There was only one problem: The Feds didn't want to send any more prisoners down to Pecos. With no prisoners and no incoming money, Reeves County found itself having to service a bond debt that came to close to $500,000 a month. What little surplus the county had been making on its contracts with the Bureau of Prisons for the first two facilities, money that had gone to cushion the general fund slightly, now went back into servicing debt for the empty third prison.
Galindo, a large man with salt-and-pepper hair and an ingratiating smile that rapidly turns sour when asked questions about the prisons, abruptly left his office in the county courthouse and set up shop in a small building within the sprawling prison complex one mile southwest of town.

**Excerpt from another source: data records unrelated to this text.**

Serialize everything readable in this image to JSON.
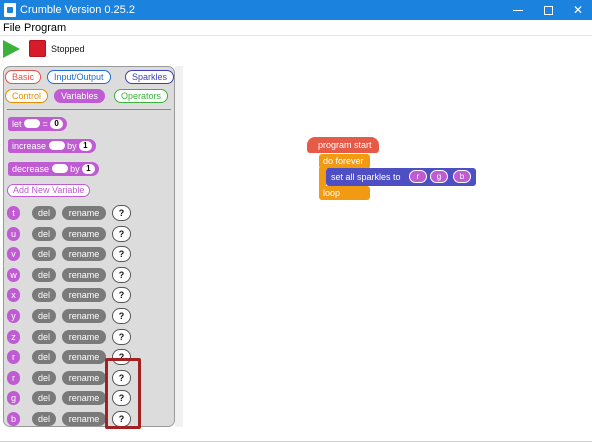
{
  "window": {
    "title": "Crumble Version 0.25.2",
    "controls": {
      "minimize": "minimize",
      "maximize": "maximize",
      "close": "✕"
    }
  },
  "menu": {
    "file": "File",
    "program": "Program"
  },
  "toolbar": {
    "status": "Stopped"
  },
  "palette": {
    "tabs": {
      "basic": "Basic",
      "io": "Input/Output",
      "sparkles": "Sparkles",
      "control": "Control",
      "variables": "Variables",
      "operators": "Operators"
    },
    "blocks": {
      "let_label": "let",
      "let_eq": "=",
      "let_value": "0",
      "increase_label": "increase",
      "increase_by": "by",
      "increase_value": "1",
      "decrease_label": "decrease",
      "decrease_by": "by",
      "decrease_value": "1"
    },
    "add_variable": "Add New Variable",
    "del_label": "del",
    "rename_label": "rename",
    "help_label": "?",
    "variables": [
      "t",
      "u",
      "v",
      "w",
      "x",
      "y",
      "z",
      "r",
      "r",
      "g",
      "b"
    ]
  },
  "canvas": {
    "program_start": "program start",
    "do_forever": "do forever",
    "set_sparkles": "set all sparkles to",
    "args": {
      "r": "r",
      "g": "g",
      "b": "b"
    },
    "loop": "loop"
  },
  "colors": {
    "titlebar": "#1b83dd",
    "variables": "#c05cd3",
    "control": "#f29a11",
    "sparkles": "#4f4fc4",
    "program_start": "#e85a48",
    "highlight": "#a02222"
  },
  "icons": {
    "app": "crumble-app-icon",
    "play": "play-icon",
    "stop": "stop-icon"
  }
}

There, carefully avoiding the prying eyes of his county treasurer and auditor--as well as a handful of ineffective and somewhat conspiratorial residents who had sworn to bring Galindo to his knees--he began desperately wooing the private prison sector, hoping they would come in and bail out the county.

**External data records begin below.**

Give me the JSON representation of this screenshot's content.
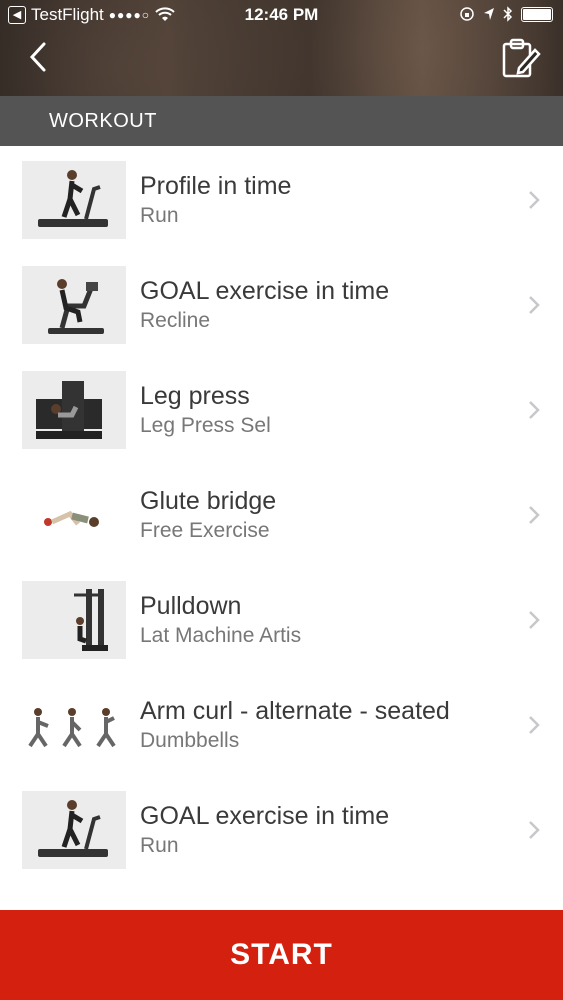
{
  "status_bar": {
    "carrier": "TestFlight",
    "signal": "●●●●○",
    "time": "12:46 PM"
  },
  "nav": {
    "back_icon": "chevron-left-icon",
    "action_icon": "clipboard-edit-icon"
  },
  "section": {
    "title": "WORKOUT"
  },
  "exercises": [
    {
      "title": "Profile in time",
      "subtitle": "Run",
      "thumb": "treadmill"
    },
    {
      "title": "GOAL exercise in time",
      "subtitle": "Recline",
      "thumb": "recumbent-bike"
    },
    {
      "title": "Leg press",
      "subtitle": "Leg Press Sel",
      "thumb": "leg-press"
    },
    {
      "title": "Glute bridge",
      "subtitle": "Free Exercise",
      "thumb": "glute-bridge"
    },
    {
      "title": "Pulldown",
      "subtitle": "Lat Machine Artis",
      "thumb": "lat-machine"
    },
    {
      "title": "Arm curl - alternate - seated",
      "subtitle": "Dumbbells",
      "thumb": "arm-curl"
    },
    {
      "title": "GOAL exercise in time",
      "subtitle": "Run",
      "thumb": "treadmill"
    }
  ],
  "start_button": {
    "label": "START"
  },
  "colors": {
    "accent": "#d4200f",
    "section_bar": "#545454"
  }
}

At the end of 2003, GEO Group agreed to take over the three facilities on a ten-year contract, and to use its out-of-state contacts to bring in prisoners to fill the empty, dollar-eating third site. Since the prison was already built, and since the county carried the responsibility for servicing the debt, it was essentially a risk-free proposition for the corporation. Moreover, according to county auditor Lynn Owens, as soon as the total prison population for the three facilities rises above 2,200, GEO's monthly fee is slated to rise from $62,500 to $330,000, whether that population is 2,201 or 3,000. Since the two existing prisons already have a combined population of more than 2,000, and since the county still has to pay the salaries of all the guards, the medical expenses of prisoners, all programming costs, food expenses and utilities, Owens believes this contract, negotiated by Galindo, amounts to a sweetheart deal for the private company. So why pay GEO this much money? "We've spent almost a year now trying to attract inmates" to the third prison, Owens explains. "We haven't attracted inmates. Through GEO's expertise they can generate us inmates." Using that expertise, GEO immediately began wooing Arizona, a state that imports hundreds of prisoners from Alaska and Hawaii to do time in its private facilities, while also exporting its own state prisoners to private sites in Texas and Oklahoma.

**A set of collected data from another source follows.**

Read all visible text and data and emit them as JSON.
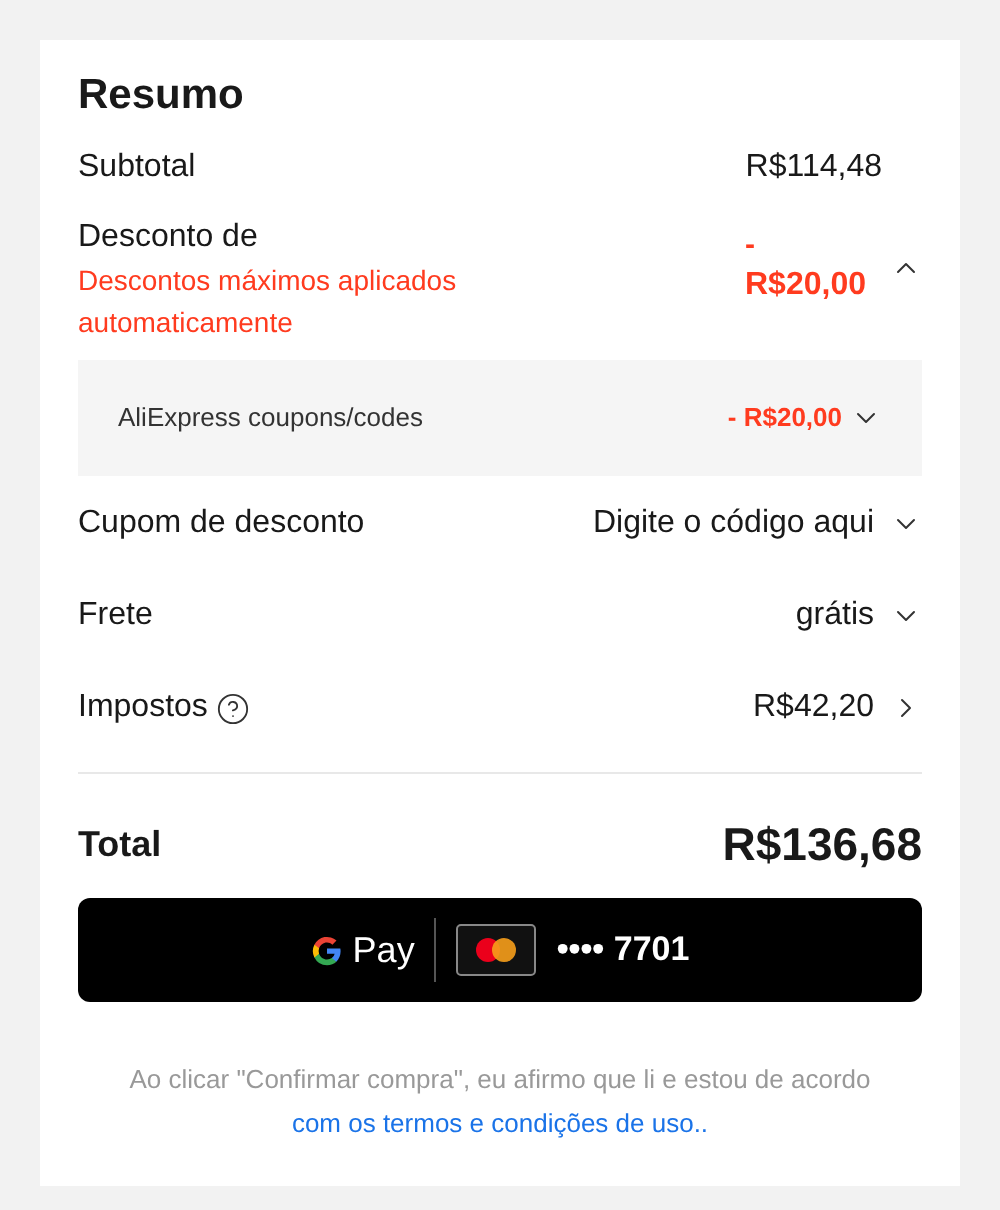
{
  "title": "Resumo",
  "subtotal": {
    "label": "Subtotal",
    "value": "R$114,48"
  },
  "discount": {
    "label": "Desconto de",
    "note": "Descontos máximos aplicados automaticamente",
    "value_prefix": "-",
    "value": "R$20,00",
    "expanded": true,
    "items": [
      {
        "label": "AliExpress coupons/codes",
        "value": "- R$20,00",
        "expanded": false
      }
    ]
  },
  "rows": [
    {
      "label": "Cupom de desconto",
      "value": "Digite o código aqui",
      "kind": "dropdown",
      "help": false
    },
    {
      "label": "Frete",
      "value": "grátis",
      "kind": "dropdown",
      "help": false
    },
    {
      "label": "Impostos",
      "value": "R$42,20",
      "kind": "link",
      "help": true
    }
  ],
  "total": {
    "label": "Total",
    "value": "R$136,68"
  },
  "pay_button": {
    "wallet": "Pay",
    "card_number": "•••• 7701"
  },
  "disclaimer": {
    "text": "Ao clicar \"Confirmar compra\", eu afirmo que li e estou de acordo",
    "link": "com os termos e condições de uso.."
  }
}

Galindo ignored repeated phone calls and visits to his courthouse office. I did, however, finally corner him in his prison office early one morning. The important thing, Galindo insisted, was that I understand that he was only interested in providing jobs to his constituents. "It's unfortunate that so many people are incarcerated," the judge stated, a slight frown of empathy on his face. "But given the laws with regards to drug trafficking and other illegal activities, that trend more than likely is not going to slow down. I believe we provide a vital service to our customers--and we live in a part of this country where it's very difficult to create and sustain jobs in a global market. [Prisons] become a very clean industry for us to provide employment to citizens. I look at it as a community development project."